11-02-2013, 03:59 PM
Text Mining with Information Extraction
Text Mining.pdf (Size: 127.87 KB / Downloads: 244)
Abstract
Text mining concerns looking for patterns in unstructured text. The related task of Information
Extraction (IE) is about locating specific items in natural-language documents. This paper
presents a framework for text mining, called DISCOTEX (Discovery from Text EXtraction),
using a learned information extraction system to transform text into more structured data which
is then mined for interesting relationships. The initial version of DISCOTEX integrates an IE
module acquired by an IE learning system, and a standard rule induction module. In addition,
rules mined from a database extracted from a corpus of texts are used to predict additional
information to extract from future documents, thereby improving the recall of the underlying
extraction system. Encouraging results are presented on applying these techniques to a corpus
of computer job announcement postings from an Internet newsgroup.
Introduction
The problem of text mining, i.e. discovering useful knowledge from unstructured or semi-structured
text, is attracting increasing attention [4, 18, 19, 21, 22, 27]. This paper suggests a new framework
for text mining based on the integration of Information Extraction (IE) and Knowledge Discovery
from Databases (KDD), a.k.a. data mining. KDD and IE are both topics of significant recent
interest. KDD considers the application of statistical and machine-learning methods to discover
novel relationships in large relational databases.
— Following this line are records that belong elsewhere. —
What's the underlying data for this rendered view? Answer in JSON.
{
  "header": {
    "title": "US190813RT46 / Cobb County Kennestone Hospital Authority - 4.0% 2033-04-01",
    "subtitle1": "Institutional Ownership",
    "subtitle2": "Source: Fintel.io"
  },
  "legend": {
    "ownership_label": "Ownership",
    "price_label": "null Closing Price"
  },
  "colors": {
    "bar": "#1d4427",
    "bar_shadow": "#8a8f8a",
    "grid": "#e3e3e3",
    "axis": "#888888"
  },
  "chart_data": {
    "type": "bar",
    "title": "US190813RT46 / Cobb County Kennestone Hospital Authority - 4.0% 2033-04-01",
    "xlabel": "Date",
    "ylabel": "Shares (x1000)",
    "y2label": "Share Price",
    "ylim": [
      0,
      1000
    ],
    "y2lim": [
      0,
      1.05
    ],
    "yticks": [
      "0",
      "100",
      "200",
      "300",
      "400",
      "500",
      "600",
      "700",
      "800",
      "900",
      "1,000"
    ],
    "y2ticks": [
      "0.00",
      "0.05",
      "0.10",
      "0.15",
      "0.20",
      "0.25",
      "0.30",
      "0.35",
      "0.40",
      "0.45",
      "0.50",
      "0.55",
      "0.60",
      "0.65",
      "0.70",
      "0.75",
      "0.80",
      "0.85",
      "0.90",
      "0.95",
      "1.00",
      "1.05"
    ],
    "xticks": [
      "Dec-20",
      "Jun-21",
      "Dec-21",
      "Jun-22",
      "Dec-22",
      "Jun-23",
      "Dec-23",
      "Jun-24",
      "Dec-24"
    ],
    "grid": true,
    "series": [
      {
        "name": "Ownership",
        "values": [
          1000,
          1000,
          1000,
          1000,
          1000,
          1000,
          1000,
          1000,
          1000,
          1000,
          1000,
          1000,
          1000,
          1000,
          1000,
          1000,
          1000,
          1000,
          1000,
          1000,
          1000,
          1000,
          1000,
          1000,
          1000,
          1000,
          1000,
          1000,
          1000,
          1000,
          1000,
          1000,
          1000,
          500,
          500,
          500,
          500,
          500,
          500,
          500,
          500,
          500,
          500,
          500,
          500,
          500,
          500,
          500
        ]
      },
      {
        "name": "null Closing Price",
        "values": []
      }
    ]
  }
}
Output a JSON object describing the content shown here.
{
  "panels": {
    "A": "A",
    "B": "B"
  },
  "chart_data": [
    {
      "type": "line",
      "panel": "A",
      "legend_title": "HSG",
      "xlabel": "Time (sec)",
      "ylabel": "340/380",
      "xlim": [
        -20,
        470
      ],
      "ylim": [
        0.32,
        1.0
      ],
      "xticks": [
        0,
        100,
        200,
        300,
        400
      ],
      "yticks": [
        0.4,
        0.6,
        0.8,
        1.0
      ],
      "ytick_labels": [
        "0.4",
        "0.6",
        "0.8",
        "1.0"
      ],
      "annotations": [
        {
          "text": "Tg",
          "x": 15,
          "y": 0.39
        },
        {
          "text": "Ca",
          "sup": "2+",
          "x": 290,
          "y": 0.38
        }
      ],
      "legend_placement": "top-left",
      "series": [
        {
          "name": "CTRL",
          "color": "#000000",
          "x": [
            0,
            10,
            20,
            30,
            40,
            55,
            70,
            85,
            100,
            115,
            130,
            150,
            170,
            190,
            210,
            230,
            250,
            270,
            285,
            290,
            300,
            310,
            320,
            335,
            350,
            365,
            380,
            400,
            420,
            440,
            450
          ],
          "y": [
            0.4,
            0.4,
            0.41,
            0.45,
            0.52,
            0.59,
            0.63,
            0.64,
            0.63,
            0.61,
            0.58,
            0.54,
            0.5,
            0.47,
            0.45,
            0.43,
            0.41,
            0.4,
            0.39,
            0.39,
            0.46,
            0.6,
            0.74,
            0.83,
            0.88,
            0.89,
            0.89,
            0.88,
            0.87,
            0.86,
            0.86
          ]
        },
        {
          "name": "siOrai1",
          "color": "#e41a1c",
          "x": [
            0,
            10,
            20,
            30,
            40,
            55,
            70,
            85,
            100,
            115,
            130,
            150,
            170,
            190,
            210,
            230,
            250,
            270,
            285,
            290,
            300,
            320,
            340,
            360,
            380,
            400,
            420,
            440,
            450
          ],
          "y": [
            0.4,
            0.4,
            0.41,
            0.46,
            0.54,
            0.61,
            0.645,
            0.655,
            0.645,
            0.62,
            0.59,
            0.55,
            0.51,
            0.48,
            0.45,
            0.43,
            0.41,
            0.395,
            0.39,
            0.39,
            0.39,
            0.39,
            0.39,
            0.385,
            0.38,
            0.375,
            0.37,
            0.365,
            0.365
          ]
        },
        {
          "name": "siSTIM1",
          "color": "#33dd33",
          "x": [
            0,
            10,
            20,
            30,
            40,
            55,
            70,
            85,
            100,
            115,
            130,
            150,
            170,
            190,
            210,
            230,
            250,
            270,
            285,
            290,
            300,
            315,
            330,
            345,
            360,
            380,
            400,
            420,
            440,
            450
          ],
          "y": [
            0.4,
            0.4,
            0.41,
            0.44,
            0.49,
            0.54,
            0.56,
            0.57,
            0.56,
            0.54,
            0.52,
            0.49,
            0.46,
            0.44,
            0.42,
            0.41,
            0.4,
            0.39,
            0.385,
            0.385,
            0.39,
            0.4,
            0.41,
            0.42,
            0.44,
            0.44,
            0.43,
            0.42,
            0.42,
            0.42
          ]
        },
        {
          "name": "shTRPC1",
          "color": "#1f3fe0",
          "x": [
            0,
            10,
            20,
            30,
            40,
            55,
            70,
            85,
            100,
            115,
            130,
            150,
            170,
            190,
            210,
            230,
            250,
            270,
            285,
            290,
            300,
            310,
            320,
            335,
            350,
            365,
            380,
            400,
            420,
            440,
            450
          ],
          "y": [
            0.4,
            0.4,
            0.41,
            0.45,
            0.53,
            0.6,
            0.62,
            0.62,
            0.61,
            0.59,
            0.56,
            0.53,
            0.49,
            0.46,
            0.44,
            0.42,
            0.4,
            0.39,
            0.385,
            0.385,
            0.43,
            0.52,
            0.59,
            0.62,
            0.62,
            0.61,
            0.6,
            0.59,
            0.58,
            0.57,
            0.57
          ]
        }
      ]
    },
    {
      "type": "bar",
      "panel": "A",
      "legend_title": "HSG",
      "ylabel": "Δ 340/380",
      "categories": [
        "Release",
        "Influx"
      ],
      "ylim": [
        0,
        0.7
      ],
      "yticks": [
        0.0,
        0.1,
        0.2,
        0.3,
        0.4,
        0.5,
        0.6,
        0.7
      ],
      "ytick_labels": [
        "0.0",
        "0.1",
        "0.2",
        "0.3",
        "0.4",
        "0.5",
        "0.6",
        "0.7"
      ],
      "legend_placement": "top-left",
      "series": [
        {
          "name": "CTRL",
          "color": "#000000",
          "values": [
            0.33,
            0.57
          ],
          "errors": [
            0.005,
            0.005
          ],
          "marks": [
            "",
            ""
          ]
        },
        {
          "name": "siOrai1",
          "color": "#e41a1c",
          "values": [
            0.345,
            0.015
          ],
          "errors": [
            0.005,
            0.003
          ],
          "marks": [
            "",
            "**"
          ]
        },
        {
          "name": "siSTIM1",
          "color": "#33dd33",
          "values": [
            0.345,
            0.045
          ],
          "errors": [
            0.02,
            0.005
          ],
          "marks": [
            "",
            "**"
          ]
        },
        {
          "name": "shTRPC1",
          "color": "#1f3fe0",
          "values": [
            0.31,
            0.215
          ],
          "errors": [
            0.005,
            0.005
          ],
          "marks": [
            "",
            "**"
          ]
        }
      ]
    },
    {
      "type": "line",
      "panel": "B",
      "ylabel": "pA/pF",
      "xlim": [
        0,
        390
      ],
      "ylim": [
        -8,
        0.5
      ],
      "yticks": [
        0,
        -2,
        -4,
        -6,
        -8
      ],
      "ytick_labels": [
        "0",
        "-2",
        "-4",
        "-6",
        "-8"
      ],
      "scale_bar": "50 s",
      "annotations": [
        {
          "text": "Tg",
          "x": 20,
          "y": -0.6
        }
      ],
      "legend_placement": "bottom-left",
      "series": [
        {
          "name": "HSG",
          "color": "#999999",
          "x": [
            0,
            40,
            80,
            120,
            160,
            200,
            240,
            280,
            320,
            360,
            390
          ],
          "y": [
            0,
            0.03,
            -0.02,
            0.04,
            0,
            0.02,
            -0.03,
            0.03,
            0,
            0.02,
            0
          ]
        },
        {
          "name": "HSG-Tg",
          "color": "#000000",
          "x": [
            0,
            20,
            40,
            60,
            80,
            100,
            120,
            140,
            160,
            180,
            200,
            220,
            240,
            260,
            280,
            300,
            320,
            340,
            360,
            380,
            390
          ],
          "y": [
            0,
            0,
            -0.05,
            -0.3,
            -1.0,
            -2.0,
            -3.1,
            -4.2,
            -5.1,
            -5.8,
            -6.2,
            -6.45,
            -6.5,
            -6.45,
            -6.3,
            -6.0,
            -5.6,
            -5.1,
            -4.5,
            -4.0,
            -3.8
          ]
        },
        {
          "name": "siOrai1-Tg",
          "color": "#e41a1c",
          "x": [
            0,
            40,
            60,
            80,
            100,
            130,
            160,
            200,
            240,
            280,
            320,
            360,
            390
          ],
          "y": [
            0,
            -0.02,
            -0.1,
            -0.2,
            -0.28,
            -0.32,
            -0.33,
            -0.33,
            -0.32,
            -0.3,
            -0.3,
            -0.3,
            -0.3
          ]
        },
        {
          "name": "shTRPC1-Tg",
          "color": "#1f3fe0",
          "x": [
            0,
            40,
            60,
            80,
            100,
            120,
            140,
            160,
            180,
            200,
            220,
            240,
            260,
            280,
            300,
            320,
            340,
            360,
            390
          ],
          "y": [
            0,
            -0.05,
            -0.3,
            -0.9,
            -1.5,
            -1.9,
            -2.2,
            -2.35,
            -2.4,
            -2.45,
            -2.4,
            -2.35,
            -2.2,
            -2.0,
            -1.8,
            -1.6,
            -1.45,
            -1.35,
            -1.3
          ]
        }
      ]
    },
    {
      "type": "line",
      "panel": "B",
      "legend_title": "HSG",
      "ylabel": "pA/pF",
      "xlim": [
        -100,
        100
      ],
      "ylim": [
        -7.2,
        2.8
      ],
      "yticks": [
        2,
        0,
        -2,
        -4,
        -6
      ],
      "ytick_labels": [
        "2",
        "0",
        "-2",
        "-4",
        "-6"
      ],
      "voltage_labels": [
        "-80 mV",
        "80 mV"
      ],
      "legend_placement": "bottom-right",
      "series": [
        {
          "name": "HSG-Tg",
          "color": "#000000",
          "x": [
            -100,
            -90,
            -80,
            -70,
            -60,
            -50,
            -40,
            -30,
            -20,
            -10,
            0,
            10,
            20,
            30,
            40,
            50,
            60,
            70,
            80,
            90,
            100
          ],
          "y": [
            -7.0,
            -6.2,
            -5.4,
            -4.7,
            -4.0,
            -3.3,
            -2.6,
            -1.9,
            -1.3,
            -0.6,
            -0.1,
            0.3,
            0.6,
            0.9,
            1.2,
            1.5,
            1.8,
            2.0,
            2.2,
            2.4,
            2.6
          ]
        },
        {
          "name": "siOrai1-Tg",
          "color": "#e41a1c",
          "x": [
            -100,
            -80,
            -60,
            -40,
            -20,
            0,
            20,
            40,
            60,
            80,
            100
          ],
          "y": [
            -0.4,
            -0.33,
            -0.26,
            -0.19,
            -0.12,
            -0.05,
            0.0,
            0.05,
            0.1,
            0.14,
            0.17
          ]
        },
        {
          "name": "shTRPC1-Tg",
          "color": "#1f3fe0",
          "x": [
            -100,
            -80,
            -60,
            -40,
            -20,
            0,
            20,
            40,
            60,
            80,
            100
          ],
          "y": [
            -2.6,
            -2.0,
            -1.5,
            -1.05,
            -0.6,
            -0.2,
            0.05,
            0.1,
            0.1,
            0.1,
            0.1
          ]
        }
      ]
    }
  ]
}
IE concerns locating specific pieces of data in
natural-language documents, thereby extracting structured information from free text. However,
there has been little if any research exploring the interaction between these two important areas.
In this paper, we explore the mutual benefit that the integration of IE and KDD for text mining can
provide.
Traditional data mining assumes that the information to be “mined” is already in the form of a
relational database. Unfortunately, for many applications, electronic information is only available
in the form of free natural-language documents rather than structured databases. Since IE addresses
the problem of transforming a corpus of textual documents into a more structured database, the
database constructed by an IE module can be provided to the KDD module for further mining of
knowledge as illustrated in Figure 1. Information extraction can play an obvious role in text mining
as illustrated.
Background: Text Mining and Information Extraction
“Text mining” is used to describe the application of data mining techniques to automated discovery
of useful or interesting knowledge from unstructured text [20]. Several techniques have been
proposed for text mining including conceptual structure, association rule mining, episode rule mining,
decision trees, and rule induction methods. In addition, Information Retrieval (IR) techniques
have widely used the “bag-of-words” model [2] for tasks such as document matching, ranking, and
clustering.
The related task of information extraction aims to find specific data in natural-language text.
DARPA’s Message Understanding Conferences (MUC) have concentrated on IE by evaluating the
performance of participating IE systems based on blind test sets of text documents [13]. The
data to be extracted is typically given by a template which specifies a list of slots to be filled with
substrings taken from the document. Figure 2 shows a (shortened) document and its filled template
for an information extraction task in the job-posting domain. This template includes slots that are
filled by strings taken directly from the document. Several slots may have multiple fillers for the
job-posting domain as in programming languages, platforms, applications, and
areas.
We have developed machine learning techniques to automatically construct information extractors
for job postings, such as those listed in the USENET newsgroup misc.jobs.offered
[6]. By extracting information from a corpus of such textual job postings, a structured, searchable
database of jobs can be automatically constructed; thus making the data in online text more
easily accessible. IE has been shown to be useful in a variety of other applications, e.g. seminar
announcements, restaurant guides, university web pages, apartment rental ads, and news articles
on corporate acquisitions [5, 9, 23].
Integrating Data Mining and Information Extraction
In this section, we discuss the details of our proposed text mining framework, DISCOTEX (Discovery
from Text EXtraction). We consider the task of first constructing a database by applying a
learned information-extraction system to a corpus of natural-language documents. Then, we apply
standard data-mining techniques to the extracted data, discovering knowledge that can be used for
many tasks, including improving the accuracy of information extraction.
The DISCOTEX System
In the proposed framework for text mining, IE plays an important role by preprocessing a corpus
of text documents in order to pass extracted items to the data mining module. In our implementations,
we used two state-of-the-art systems for learning information extractors, RAPIER (Robust
Automated Production of Information Extraction Rules) [6] and BWI (Boosted Wrapper Induction)
[15]. By training on a corpus of documents annotated with their filled templates, they acquire
a knowledge base of extraction rules that can be tested on novel documents.